One man took a bus from out of state to Mobile after seeing reports on TV. He firmly believed he’d be paid $1,500 a day plus per diem.
“They’re not so much stupid as they are desperate,” Manz-Walters said.
The same phenomenon has been experienced by Waterfront Rescue Mission shelters in Mobile and Pensacola, according to Bob Ham, vice president of development for the organization. The Mobile shelter recently re-allocated more beds for transients, cutting down on drug-addiction beds.
“We’ve seen men who truly need work come to town, and some end up staying with us. Some are from Alabama and some are from elsewhere, but we are having to accommodate more people,” he said.
Agencies that serve the homeless are required by the federal government to carefully track their clients, getting them to fill out a 20-minute questionnaire that asks, among other things, the ZIP code of their last address.
While the influx of BP job hunters is measurable, what’s less clear is whether it’s linked to a perceived increase in downtown panhandling in Mobile.
Linked or not, complaints about panhandling helped bring about the Downtown Mobile Alliance’s Civic Sidewalks Task Force, which has looked into the problem and has a two-pronged plan to address it.
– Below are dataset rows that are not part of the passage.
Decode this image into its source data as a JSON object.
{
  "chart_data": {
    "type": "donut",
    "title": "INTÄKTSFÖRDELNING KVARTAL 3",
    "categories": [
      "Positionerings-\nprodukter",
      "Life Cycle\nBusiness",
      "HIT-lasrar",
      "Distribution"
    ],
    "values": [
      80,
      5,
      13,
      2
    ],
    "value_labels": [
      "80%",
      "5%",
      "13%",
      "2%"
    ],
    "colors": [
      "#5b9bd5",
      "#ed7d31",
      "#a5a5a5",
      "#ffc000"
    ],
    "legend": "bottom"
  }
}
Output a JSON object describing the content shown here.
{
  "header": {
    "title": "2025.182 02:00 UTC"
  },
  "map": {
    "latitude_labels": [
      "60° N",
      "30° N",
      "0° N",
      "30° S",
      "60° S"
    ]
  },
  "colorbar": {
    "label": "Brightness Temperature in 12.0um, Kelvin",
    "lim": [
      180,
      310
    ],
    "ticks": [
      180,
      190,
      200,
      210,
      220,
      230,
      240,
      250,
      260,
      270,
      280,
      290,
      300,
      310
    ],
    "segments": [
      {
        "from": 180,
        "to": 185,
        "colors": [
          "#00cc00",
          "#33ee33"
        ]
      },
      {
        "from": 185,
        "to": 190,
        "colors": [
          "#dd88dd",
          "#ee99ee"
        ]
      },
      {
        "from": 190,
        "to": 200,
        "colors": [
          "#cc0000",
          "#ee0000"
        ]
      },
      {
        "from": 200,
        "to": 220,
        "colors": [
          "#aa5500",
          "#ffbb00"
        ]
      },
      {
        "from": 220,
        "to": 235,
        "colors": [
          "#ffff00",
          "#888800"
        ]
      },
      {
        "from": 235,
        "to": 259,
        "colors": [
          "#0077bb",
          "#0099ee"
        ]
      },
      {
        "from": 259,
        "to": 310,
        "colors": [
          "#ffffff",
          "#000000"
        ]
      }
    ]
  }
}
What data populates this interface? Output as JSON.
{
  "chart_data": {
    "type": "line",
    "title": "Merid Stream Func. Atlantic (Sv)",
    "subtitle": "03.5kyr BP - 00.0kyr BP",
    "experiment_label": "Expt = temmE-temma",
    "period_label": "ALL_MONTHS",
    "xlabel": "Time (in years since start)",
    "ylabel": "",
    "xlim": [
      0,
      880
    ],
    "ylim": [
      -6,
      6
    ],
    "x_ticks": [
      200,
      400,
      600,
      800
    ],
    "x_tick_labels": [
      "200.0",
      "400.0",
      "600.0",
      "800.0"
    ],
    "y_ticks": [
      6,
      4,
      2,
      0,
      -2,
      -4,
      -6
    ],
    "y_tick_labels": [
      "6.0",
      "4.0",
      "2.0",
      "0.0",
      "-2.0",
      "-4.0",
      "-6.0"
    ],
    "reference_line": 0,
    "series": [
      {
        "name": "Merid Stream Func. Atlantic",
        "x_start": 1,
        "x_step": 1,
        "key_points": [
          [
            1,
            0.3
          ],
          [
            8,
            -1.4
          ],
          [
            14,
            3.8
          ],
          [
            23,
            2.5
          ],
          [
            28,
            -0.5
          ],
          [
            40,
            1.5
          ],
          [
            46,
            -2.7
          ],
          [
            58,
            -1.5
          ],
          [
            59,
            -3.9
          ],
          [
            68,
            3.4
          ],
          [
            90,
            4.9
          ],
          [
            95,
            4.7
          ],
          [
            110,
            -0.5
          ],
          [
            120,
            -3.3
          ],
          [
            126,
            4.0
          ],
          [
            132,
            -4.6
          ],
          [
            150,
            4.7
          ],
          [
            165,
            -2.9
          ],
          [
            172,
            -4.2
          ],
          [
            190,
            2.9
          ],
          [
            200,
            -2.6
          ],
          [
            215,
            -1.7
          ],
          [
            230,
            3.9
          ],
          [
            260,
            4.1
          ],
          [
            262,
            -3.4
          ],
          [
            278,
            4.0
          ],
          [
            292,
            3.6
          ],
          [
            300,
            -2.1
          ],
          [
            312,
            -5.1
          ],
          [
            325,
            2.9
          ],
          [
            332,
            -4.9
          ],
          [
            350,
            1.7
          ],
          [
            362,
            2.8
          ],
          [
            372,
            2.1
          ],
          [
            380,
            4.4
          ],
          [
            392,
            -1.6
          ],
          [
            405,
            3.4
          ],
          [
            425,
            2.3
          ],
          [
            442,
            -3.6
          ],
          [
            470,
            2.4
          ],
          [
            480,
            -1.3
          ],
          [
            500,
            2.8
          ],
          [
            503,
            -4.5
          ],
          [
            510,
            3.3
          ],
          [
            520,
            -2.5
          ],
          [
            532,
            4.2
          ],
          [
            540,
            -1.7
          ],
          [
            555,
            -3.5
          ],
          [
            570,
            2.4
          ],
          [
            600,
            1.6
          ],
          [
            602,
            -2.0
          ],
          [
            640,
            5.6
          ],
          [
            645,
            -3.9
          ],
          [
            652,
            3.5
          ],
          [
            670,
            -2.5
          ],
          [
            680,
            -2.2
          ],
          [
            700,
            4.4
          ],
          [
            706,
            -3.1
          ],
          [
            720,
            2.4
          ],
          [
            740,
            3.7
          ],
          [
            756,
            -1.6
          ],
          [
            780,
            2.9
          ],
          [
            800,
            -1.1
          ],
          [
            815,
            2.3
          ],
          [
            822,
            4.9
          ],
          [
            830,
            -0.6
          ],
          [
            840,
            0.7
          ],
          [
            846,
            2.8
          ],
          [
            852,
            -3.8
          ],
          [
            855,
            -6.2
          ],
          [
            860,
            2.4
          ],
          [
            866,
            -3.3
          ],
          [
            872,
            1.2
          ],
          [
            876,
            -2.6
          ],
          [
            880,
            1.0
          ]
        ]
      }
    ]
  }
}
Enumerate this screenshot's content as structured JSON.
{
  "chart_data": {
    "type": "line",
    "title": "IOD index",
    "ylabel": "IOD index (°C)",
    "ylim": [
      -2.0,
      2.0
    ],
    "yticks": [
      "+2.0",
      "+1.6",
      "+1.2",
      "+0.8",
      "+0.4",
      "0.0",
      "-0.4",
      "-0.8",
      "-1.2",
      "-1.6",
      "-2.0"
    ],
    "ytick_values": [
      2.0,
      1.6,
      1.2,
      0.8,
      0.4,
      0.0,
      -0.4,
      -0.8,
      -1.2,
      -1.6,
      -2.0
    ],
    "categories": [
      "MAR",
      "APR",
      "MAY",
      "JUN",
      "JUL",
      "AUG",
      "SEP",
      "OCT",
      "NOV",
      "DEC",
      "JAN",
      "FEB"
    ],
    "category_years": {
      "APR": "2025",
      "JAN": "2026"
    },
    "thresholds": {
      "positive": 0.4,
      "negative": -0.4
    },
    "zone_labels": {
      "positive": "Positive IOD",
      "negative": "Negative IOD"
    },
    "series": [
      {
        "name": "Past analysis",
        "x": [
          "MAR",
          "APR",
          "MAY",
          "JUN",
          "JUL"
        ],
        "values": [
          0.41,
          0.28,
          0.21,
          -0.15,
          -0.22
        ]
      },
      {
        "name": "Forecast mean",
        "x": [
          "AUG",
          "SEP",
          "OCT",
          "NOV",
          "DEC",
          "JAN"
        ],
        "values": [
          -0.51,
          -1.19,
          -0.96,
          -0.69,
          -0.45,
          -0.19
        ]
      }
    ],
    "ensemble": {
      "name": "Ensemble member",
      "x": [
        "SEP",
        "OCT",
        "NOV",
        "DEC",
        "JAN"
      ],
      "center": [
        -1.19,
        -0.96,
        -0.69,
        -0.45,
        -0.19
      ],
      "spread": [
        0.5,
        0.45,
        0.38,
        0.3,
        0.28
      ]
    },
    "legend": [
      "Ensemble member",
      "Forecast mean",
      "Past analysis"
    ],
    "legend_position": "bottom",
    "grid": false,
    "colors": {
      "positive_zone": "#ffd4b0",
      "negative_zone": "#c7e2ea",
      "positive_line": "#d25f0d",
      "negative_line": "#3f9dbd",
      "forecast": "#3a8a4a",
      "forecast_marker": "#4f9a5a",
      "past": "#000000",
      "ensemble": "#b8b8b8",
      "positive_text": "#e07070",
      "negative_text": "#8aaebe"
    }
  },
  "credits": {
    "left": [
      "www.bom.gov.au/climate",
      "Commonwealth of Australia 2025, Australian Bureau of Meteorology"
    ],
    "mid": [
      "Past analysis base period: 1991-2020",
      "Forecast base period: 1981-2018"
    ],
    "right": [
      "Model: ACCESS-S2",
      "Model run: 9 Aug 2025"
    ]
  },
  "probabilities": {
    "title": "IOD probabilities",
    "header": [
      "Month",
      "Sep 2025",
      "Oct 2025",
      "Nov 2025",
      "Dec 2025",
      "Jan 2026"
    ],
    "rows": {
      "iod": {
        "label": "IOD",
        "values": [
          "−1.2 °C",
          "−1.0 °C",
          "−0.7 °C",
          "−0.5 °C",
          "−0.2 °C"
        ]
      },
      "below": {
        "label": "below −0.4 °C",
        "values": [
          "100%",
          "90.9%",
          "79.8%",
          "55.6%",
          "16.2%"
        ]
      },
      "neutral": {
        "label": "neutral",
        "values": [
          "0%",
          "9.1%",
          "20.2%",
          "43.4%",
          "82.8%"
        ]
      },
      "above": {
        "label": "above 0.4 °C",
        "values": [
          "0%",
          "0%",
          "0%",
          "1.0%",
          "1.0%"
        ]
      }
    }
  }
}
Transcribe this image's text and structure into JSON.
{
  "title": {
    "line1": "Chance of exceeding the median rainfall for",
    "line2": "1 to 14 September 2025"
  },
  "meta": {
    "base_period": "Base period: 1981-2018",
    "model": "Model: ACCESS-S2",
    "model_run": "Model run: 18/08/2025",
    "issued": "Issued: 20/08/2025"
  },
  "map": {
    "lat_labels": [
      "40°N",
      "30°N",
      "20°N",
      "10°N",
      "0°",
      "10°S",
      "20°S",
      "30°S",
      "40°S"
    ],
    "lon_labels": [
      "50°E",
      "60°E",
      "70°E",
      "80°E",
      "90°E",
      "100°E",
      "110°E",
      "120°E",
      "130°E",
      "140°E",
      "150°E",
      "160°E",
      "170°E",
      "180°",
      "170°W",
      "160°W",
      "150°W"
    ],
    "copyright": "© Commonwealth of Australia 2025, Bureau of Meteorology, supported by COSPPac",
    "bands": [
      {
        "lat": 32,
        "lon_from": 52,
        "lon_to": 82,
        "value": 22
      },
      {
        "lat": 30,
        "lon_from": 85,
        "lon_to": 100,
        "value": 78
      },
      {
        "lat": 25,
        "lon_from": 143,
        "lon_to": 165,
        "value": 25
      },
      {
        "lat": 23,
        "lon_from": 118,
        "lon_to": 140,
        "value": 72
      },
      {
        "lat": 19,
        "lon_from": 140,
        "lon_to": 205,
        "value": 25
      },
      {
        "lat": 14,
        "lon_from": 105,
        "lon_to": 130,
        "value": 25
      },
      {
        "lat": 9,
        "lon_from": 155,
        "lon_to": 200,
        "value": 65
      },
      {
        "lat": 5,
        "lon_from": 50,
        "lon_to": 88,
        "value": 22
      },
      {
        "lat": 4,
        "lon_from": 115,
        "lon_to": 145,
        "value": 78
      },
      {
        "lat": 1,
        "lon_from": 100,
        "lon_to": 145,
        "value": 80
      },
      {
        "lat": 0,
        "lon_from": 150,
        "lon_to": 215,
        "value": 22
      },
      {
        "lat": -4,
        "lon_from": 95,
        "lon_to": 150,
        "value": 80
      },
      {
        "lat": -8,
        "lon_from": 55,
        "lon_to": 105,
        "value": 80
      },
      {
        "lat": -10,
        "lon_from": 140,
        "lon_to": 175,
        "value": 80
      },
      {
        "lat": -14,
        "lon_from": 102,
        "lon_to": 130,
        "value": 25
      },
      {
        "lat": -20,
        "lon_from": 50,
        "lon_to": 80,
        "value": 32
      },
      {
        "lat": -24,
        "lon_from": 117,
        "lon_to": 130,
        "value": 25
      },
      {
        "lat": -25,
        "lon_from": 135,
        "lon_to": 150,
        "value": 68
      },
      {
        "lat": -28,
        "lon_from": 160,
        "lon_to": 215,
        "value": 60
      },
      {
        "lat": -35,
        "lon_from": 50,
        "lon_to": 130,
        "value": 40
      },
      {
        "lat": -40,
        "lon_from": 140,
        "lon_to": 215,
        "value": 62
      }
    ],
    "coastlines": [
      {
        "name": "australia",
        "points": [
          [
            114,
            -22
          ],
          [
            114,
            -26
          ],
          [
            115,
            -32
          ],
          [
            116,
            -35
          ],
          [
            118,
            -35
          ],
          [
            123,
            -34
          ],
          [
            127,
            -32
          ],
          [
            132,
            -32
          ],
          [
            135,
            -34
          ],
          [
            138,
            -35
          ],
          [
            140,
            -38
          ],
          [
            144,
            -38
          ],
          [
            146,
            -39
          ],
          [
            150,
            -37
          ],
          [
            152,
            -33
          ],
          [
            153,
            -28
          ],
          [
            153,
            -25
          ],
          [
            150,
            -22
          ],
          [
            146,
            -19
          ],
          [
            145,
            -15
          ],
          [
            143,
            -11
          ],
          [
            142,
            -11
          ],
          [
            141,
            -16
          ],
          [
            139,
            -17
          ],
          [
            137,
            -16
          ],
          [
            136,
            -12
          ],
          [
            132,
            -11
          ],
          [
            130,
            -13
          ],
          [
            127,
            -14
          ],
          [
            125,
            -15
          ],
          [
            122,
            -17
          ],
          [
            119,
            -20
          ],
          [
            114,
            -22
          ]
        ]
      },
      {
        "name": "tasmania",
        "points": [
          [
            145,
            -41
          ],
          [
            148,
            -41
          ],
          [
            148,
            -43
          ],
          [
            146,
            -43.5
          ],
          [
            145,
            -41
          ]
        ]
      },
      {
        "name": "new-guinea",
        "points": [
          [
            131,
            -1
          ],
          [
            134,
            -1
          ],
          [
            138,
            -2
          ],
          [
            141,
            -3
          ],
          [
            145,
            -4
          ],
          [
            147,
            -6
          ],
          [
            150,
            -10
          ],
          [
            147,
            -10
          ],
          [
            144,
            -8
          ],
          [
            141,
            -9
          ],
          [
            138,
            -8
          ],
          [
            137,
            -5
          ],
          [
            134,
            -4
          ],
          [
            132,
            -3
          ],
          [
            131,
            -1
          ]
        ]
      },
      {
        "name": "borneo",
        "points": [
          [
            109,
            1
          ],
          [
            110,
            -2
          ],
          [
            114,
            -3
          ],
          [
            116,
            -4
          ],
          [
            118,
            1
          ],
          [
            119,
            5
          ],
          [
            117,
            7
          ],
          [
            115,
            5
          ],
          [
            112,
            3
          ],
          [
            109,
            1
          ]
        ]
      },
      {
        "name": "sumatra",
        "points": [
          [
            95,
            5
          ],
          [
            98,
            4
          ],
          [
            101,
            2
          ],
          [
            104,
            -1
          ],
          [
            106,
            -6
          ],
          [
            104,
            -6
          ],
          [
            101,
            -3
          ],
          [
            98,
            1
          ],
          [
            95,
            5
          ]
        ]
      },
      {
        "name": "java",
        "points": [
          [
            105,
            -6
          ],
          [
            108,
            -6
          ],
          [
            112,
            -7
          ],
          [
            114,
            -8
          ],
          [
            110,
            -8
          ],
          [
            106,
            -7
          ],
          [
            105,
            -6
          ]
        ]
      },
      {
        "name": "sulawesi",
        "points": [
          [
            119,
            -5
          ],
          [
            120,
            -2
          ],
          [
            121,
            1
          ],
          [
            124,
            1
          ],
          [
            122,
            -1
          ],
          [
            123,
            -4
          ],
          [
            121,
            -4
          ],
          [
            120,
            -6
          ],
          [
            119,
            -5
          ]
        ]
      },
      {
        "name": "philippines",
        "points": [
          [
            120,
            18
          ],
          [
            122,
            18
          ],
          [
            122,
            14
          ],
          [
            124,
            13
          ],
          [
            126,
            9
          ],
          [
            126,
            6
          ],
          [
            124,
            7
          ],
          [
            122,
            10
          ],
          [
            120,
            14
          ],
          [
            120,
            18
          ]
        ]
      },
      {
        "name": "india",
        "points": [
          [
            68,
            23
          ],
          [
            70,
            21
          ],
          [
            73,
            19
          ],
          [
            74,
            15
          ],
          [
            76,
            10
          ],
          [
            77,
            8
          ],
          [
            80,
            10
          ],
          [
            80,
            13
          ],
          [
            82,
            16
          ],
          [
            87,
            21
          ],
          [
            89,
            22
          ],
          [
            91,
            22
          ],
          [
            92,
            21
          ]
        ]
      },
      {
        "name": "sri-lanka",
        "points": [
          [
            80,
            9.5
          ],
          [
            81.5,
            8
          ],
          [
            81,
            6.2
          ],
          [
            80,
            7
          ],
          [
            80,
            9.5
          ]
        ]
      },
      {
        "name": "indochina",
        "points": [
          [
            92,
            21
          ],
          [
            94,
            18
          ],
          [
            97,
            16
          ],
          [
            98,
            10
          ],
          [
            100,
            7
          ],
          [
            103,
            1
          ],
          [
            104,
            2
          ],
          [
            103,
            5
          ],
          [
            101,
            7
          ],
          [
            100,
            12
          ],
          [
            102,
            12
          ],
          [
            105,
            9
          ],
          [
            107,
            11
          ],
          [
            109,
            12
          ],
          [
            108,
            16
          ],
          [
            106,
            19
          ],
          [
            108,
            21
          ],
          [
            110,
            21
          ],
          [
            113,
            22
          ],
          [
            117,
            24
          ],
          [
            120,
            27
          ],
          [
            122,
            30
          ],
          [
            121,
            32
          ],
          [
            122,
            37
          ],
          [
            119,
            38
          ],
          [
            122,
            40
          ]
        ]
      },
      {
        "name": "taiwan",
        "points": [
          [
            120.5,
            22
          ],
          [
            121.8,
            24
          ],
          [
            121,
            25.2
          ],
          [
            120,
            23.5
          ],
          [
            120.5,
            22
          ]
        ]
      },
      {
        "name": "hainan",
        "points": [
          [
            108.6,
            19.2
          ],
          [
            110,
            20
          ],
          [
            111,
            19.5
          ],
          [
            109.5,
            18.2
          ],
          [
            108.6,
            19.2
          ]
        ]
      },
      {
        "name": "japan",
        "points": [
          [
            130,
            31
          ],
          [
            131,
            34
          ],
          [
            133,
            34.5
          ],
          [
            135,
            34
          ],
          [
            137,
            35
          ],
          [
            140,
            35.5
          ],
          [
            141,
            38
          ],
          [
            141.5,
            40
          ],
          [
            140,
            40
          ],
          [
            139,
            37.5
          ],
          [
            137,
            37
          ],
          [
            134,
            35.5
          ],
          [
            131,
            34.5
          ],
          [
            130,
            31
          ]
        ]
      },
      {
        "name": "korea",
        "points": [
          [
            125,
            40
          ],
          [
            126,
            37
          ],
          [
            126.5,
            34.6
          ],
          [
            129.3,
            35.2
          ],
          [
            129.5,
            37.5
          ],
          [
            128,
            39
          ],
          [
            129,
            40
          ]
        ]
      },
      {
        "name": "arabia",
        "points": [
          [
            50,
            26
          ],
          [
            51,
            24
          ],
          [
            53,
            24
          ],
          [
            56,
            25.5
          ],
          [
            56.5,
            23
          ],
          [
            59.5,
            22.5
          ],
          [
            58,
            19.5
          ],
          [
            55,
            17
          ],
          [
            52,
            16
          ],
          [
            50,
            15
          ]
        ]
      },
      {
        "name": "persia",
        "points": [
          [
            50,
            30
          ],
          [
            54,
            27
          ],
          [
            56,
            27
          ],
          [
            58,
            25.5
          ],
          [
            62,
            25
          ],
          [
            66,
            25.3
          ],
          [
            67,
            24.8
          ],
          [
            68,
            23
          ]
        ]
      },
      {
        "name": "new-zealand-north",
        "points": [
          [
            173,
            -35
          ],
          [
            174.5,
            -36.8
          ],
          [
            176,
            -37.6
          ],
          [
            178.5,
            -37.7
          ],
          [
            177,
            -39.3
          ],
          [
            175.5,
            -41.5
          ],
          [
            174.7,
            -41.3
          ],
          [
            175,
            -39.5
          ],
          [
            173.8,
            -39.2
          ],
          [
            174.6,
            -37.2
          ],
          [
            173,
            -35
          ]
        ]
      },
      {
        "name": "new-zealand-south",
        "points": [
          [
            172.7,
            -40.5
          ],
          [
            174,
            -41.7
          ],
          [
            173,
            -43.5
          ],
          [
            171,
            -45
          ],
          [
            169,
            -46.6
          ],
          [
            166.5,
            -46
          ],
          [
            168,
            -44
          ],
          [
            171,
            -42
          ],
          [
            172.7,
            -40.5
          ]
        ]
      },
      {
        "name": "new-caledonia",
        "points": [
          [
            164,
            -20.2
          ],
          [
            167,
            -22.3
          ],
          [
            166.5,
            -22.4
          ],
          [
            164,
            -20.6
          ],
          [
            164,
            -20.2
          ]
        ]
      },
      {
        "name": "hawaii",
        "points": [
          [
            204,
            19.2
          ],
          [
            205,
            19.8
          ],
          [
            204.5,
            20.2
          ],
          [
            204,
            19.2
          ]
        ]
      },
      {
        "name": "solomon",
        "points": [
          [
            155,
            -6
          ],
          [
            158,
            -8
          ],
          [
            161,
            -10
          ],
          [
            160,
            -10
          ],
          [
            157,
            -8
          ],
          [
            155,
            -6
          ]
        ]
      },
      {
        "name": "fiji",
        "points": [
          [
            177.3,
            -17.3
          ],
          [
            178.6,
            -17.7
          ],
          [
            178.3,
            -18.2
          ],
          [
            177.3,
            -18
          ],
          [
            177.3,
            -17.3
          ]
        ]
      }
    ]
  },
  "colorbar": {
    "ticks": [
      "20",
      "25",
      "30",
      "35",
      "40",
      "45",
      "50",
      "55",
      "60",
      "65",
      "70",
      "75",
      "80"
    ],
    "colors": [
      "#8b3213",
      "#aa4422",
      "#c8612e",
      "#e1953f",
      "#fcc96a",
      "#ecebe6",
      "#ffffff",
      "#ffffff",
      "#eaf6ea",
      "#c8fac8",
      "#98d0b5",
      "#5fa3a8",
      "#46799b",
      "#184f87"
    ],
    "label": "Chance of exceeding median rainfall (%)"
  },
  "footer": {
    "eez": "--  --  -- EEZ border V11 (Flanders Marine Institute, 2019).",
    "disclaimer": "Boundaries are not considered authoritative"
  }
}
“We understand through research and discussions that most panhandlers aren’t homeless, but that doesn’t mean a homeless person won’t ever ask for money,” said Carol Hunter of the Downtown Alliance.
The city had a no-panhandling law on the books, she said, but it was “unenforceable” because panhandling touches on the free speech element of the First Amendment.
“What has stood the test of appeals is to have clearly defined districts where panhandling isn’t allowed for very specific reasons,” Hunter said.
An ordinance is now in the works that would identify much of the downtown entertainment district as such a area.
The other prong is an education program for downtown workers and visitors, Hunter said. “According to our peers in other cities, if panhandlers don’t make money they move on,” she said.
The teachable message: If your faith or kindness compels you to give, do so to agencies that help the homeless.
“The panhandling money doesn’t go for food or shelter because they can already get that from the help agencies,” Hunter said. “It typically goes to self-destructive behavior.”
Fliers for downtown workers will not be subtle. In poster form, they ask, “Would you give a suicidal person a loaded gun? When we give money to panhandlers it’s the same thing, only slower.”
Said 15 Place’s Manz-Walters: “I had a guy tell me that he pulled in $380 a day cash — tax free — he was paying a mortgage with this money.
“He would put on scruffies, stand on a corner with a sign, clock in and out for lunch,” she said. “When I see people giving folks like that money, I want to shake them until their teeth fall out.”
Part of the problem is that Mobilians “are the most unbelievably generous people you will ever meet,” Manz-Walters said.